CKNW Editorial
for January 12, 2000

Let my crystallize my thoughts on health care but first I must say that I was disappointed in yesterday’s great debate amongst the Leadership hopefuls for the NDP. Quite clearly they had all agreed that they should be nice to one another so as not to get any bad sound bites. That’s perhaps sound strategy but I doubt it. Looking ahead to a future election I suspect that most listeners felt that they hadn’t heard any evidence of leadership from any of them. In fact they all seemed to be saying that they wanted to return to old NDP principles … that should scare the pants of most voters.

It’s disappointing that one cannot get any thoughtful positions from any of them on health care – just mindless platitudes about the sanctity of the health care system. It remains to be seen if Gordon Campbell will be any more adventuresome on the subject.

Let me lay before you some of the problems as I see them.

we have never bothered to define the extent of treatment we are prepared to pay for out of public dollars By not doing that we have created two, I would submit, unhelpful situations.

we have new and spectacular medical innovations we have not budgeted for and we have accepted all of them, uncritically, as part of what we will pay for.

we have no rationality in what services we will fund and what we will not.

We allowed ourselves to be seduced into a national health care program because of the then 50 cent dollars that were available. We’re now stuck with the federal regulations, thus inhibiting our ability to solve out problems without the federal money … since they downloaded their responsibilities on the provinces.

This relates to #1. We are unable to have any sort of public debate on what we will insure and how we will pay for it because it is not politically correct to do so. This is wrong – and self destructive.

The healthcare system has changed beyond the wildest imaginations of those who founded it. When you go back to the sixties and seventies you see a system which, by today’s standards is pretty primitive. Diagnostic tools such as Cat Scans and MRIs were unknown. So were organ transplants. Polio was still the great killer in North America where in other parts it was smallpox.

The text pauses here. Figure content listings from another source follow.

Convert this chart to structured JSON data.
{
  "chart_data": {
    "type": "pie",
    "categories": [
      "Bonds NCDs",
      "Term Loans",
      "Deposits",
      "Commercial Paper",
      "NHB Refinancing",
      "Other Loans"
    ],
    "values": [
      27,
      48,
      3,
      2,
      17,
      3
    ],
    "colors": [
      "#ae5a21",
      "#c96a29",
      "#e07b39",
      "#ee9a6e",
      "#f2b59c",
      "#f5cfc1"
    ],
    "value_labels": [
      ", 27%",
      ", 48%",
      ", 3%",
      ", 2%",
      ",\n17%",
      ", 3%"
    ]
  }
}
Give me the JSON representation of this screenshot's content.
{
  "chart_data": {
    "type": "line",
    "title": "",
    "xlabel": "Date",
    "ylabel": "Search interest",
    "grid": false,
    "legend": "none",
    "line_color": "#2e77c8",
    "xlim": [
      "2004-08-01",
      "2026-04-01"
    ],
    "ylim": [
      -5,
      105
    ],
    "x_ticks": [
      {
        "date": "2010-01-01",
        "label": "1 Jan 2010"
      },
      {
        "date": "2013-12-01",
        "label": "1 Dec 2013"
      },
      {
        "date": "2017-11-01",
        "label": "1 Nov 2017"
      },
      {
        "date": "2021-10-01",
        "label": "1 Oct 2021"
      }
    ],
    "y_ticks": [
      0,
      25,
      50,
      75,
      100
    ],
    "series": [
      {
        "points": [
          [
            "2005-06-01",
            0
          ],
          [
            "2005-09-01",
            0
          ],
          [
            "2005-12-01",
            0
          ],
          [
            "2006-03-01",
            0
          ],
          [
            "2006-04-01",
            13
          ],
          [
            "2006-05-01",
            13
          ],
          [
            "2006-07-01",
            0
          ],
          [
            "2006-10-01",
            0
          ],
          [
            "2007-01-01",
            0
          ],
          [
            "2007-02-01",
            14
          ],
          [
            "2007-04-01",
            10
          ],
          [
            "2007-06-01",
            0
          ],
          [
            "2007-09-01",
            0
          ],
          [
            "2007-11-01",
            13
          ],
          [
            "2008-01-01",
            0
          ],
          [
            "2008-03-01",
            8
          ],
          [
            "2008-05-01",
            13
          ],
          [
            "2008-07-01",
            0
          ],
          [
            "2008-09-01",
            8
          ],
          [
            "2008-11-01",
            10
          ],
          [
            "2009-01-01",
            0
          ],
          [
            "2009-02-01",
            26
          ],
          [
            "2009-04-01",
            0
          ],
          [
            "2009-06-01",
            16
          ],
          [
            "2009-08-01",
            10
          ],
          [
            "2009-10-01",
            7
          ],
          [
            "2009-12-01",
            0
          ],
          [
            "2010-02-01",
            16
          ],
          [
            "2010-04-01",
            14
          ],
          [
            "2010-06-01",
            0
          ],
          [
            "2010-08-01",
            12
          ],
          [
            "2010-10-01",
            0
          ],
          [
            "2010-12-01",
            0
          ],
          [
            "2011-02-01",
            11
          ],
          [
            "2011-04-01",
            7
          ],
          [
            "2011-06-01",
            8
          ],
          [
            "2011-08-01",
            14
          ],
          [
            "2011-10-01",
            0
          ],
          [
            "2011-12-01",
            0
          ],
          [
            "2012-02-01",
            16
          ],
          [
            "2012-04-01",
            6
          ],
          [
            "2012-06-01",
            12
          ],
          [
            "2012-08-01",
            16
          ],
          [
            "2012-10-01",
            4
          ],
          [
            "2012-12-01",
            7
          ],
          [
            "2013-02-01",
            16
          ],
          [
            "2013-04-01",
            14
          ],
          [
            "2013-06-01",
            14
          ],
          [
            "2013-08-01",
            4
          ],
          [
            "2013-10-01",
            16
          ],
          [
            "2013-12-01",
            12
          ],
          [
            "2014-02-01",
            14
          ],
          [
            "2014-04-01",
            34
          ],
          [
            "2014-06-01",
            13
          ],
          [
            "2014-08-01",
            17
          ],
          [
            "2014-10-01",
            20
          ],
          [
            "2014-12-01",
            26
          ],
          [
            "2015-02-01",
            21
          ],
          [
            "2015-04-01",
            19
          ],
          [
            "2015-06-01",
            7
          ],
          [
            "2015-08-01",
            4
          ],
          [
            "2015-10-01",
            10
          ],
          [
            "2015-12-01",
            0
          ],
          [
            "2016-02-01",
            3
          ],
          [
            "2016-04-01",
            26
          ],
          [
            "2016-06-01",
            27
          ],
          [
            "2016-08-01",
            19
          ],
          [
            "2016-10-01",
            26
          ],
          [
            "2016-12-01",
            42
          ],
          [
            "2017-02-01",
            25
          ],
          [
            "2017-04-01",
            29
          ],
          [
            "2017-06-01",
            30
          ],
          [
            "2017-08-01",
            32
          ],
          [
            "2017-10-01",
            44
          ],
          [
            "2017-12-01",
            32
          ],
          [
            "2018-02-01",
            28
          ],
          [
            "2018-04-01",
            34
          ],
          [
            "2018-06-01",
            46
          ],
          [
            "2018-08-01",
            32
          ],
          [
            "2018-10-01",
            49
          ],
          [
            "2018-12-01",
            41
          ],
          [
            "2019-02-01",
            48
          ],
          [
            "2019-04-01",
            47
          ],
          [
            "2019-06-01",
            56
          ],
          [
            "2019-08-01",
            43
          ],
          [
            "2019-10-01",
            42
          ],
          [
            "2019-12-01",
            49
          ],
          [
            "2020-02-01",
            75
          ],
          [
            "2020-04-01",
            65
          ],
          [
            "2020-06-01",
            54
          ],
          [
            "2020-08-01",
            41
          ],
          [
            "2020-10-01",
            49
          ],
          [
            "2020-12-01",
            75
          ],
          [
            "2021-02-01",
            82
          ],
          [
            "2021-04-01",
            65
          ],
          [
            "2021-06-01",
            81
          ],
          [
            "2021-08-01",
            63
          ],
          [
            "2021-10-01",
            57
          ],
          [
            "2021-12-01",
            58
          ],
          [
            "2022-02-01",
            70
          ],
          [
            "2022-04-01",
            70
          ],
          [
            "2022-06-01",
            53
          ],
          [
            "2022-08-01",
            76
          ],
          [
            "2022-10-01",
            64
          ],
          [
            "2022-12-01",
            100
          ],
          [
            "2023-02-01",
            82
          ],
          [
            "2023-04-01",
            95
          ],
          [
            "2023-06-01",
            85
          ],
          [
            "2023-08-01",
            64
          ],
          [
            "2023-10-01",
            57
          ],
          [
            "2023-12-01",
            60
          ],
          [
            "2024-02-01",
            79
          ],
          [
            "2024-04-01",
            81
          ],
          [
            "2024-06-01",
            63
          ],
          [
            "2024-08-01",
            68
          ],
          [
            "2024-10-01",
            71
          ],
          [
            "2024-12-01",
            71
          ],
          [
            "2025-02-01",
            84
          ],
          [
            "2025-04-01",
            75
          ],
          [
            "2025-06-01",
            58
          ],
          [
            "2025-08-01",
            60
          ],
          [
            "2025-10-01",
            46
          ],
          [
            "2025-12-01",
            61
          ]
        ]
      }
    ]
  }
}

The medical advances made since have increased lifespans and our enjoyment of life but, far from reducing the costs of medicare have increased them. For, speaking frankly, it’s cheaper to kill than to take care of. We are all now living into the high medical cost epoch of our lives. I believe that the Health budget is something like $6 billion dollars today – it was $1 billion when I was Health Minister 20 years ago. And it will continue to spiral.

In fact, if anyone were to take a fair overview of the system it is simply out of control. There are, by a large difference, more financial demands upon the system than the system, and thus the taxpayer can afford. Some of these demands can be met by better rationalization of services. As the Health Employees Union says in an ad I half agree with, we must modernize the system. We can move more patients out of institutions into their homes except I must warn that the savings achieved are, to a large degree, illusory. I have no doubt that there is fat in the system. But I will make this statement and stand by it – if, by magic, we could do all the things we should within the current structure we would still be dramatically running behind. For, when you think of it, we haven’t even begun to fully fund many aspects of good health care, chiropractic being but one example.

As I said yesterday, I have no plan or solution. But I will say this – we are going to need huge amounts of capital in the near future – hell, we need it now – and if that’s to come entirely from public funds there will have to be healthy tax increases. Every Health Minister in my memory, very much including myself, has had to juggle and play games with the figures in order to stay alive long enough to pass the grief onto a successor or a successor government.

Yes, I do favour an examination of how we can entice private money into the field. I don’t do this from any philosophical tenet at all but for practical reasons – if we don’t debate the issue and see how we can get private money at the least cost and without it being a threat to the universality of our system, we will be forced to take the private funds with very little leverage as to what the terms will be.

I’m utterly horrified when I hear people saying that there should be no profit involved in health care. Everyone except volunteer groups and parsons are in the system for a profit. Doctors, nurses, orderlies, white collar staff, ambulance drivers, contractors and their labour force that build hospitals, and on the list goes, sell their services for a profit. If we’re going to eliminate private funds as an option, let’s at least stop talking nonsense.

The problems we have are, for the most part, world wide. Surely as both taxpayers and beneficiaries of the health system we must look at all other available models. We must cut out the oneliners, the most infuriating being that those who look to the private system are courting or will unwittingly bring in an American style system. This is the traditional bogeyman of the left and should be banished from our thoughts. No one would ever wish that system or anything like it on Canadians.

My conclusion, after having hands on experience and as an observer is that sooner or later we will have private capital in our system because we have no other choice – surely it makes sense to see how we can get that capital on our terms, not have those terms, under duress, dictated to us.

But to have that debate takes leadership – and we saw precious little of that on the program yesterday.